What to Do When A Restaurant Puts a Minimum-Wage Service Charge on Your Bill

Constant notes that this move—made by restaurants that already have a unique relationship with the minimum wage—is political:

Rather than just raising prices naturally, these restaurant managers are making an overtly political statement when they add minimum wage surcharges to their menus. They are protesting the fact that they have to pay their workers a living wage.

Which is gross. But I don’t think this surcharge creep is limited to restaurants—I mean, I just explained how charities are doing it—so I started looking for other surcharges on recent bills.

Ticket companies have, of course, maximized the number of surcharges they’re allowed to add to the price of admission. A recent $10 e-ticket cost me $12.32 after a $1.29 service fee and an $0.32 processing fee plus $0.58 in taxes.

I have to click into two subpages before I can see an itemized list of all the taxes and fees I paid on my last plane ticket: $8.20 for “US flight segment tax,” $9 for “US psgr. facility charge,” $11.20 for “US Sept. 11 security fee,” and $16.60 for “US transportation tax.” (Total: $45.)

My health insurance bill includes both my premium costs and a $1 charge for “non-excepted abortion services,” which essentially means that the federal government got cranky about the idea of making taxpayers pay for abortions and health insurers had to figure out another way to bill us.

My phone bill includes a number of additional charges beyond my monthly mobile fees, including a “federal USF surcharge” to offset the costs my phone provider is required to pay to the FCC.

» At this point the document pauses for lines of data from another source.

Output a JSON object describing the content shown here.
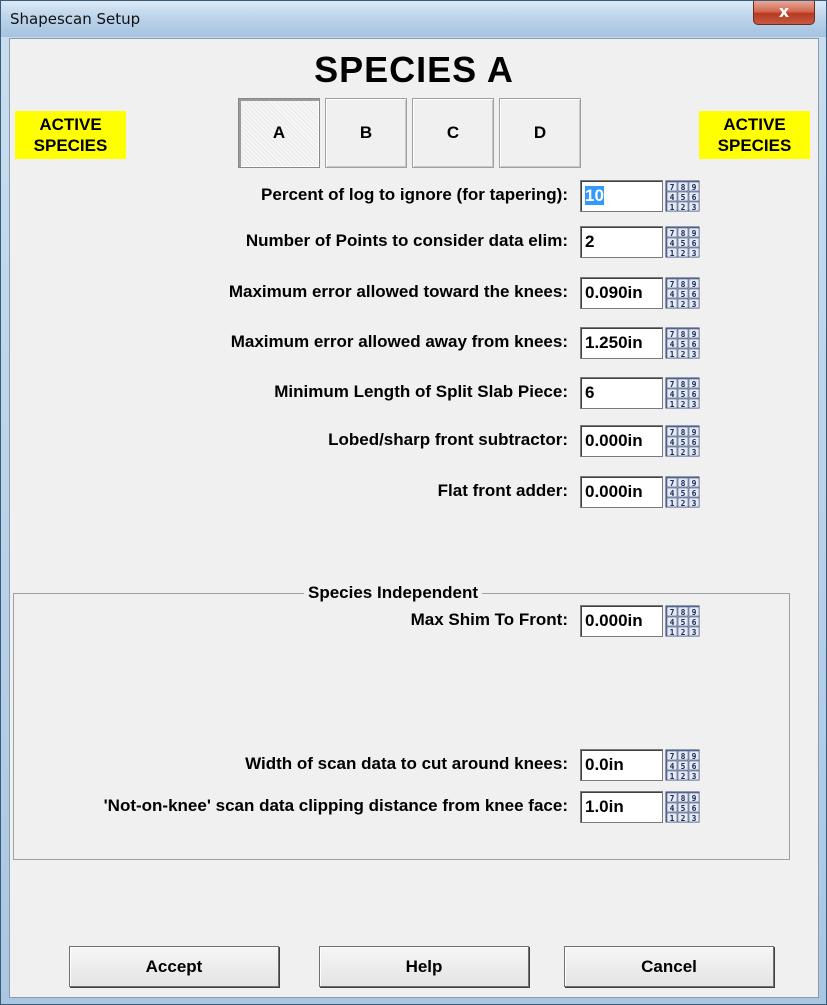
{
  "window": {
    "title": "Shapescan Setup",
    "close_glyph": "x"
  },
  "header": {
    "species_title": "SPECIES A",
    "active_left": "ACTIVE SPECIES",
    "active_right": "ACTIVE SPECIES"
  },
  "tabs": [
    {
      "label": "A",
      "selected": true
    },
    {
      "label": "B",
      "selected": false
    },
    {
      "label": "C",
      "selected": false
    },
    {
      "label": "D",
      "selected": false
    }
  ],
  "fields": [
    {
      "label": "Percent of log to ignore (for tapering):",
      "value": "10"
    },
    {
      "label": "Number of Points to consider data elim:",
      "value": "2"
    },
    {
      "label": "Maximum error allowed toward the knees:",
      "value": "0.090in"
    },
    {
      "label": "Maximum error allowed away from knees:",
      "value": "1.250in"
    },
    {
      "label": "Minimum Length of Split Slab Piece:",
      "value": "6"
    },
    {
      "label": "Lobed/sharp front subtractor:",
      "value": "0.000in"
    },
    {
      "label": "Flat front adder:",
      "value": "0.000in"
    }
  ],
  "independent": {
    "legend": "Species Independent",
    "fields": [
      {
        "label": "Max Shim To Front:",
        "value": "0.000in"
      },
      {
        "label": "Width of scan data to cut around knees:",
        "value": "0.0in"
      },
      {
        "label": "'Not-on-knee' scan data clipping distance from knee face:",
        "value": "1.0in"
      }
    ]
  },
  "numpad_icon": "keypad-icon",
  "numpad_digits": [
    "7",
    "8",
    "9",
    "4",
    "5",
    "6",
    "1",
    "2",
    "3"
  ],
  "buttons": {
    "accept": "Accept",
    "help": "Help",
    "cancel": "Cancel"
  }
}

Understanding Your Telephone Bill

A “Universal Service” line item may appear on your telephone bill when your service provider chooses to recover USF contributions from you, the customer. The FCC does not require this charge to be passed on to you, but service providers are allowed to do so.

That seems to sum it up. Service providers don’t have to pass these charges along to us, but they’re doing it anyway.

What other surcharges have you seen recently? Do you pay for processing fees when you make charitable donations? Have you been in a restaurant that added a surcharge to cover the cost of the minimum wage?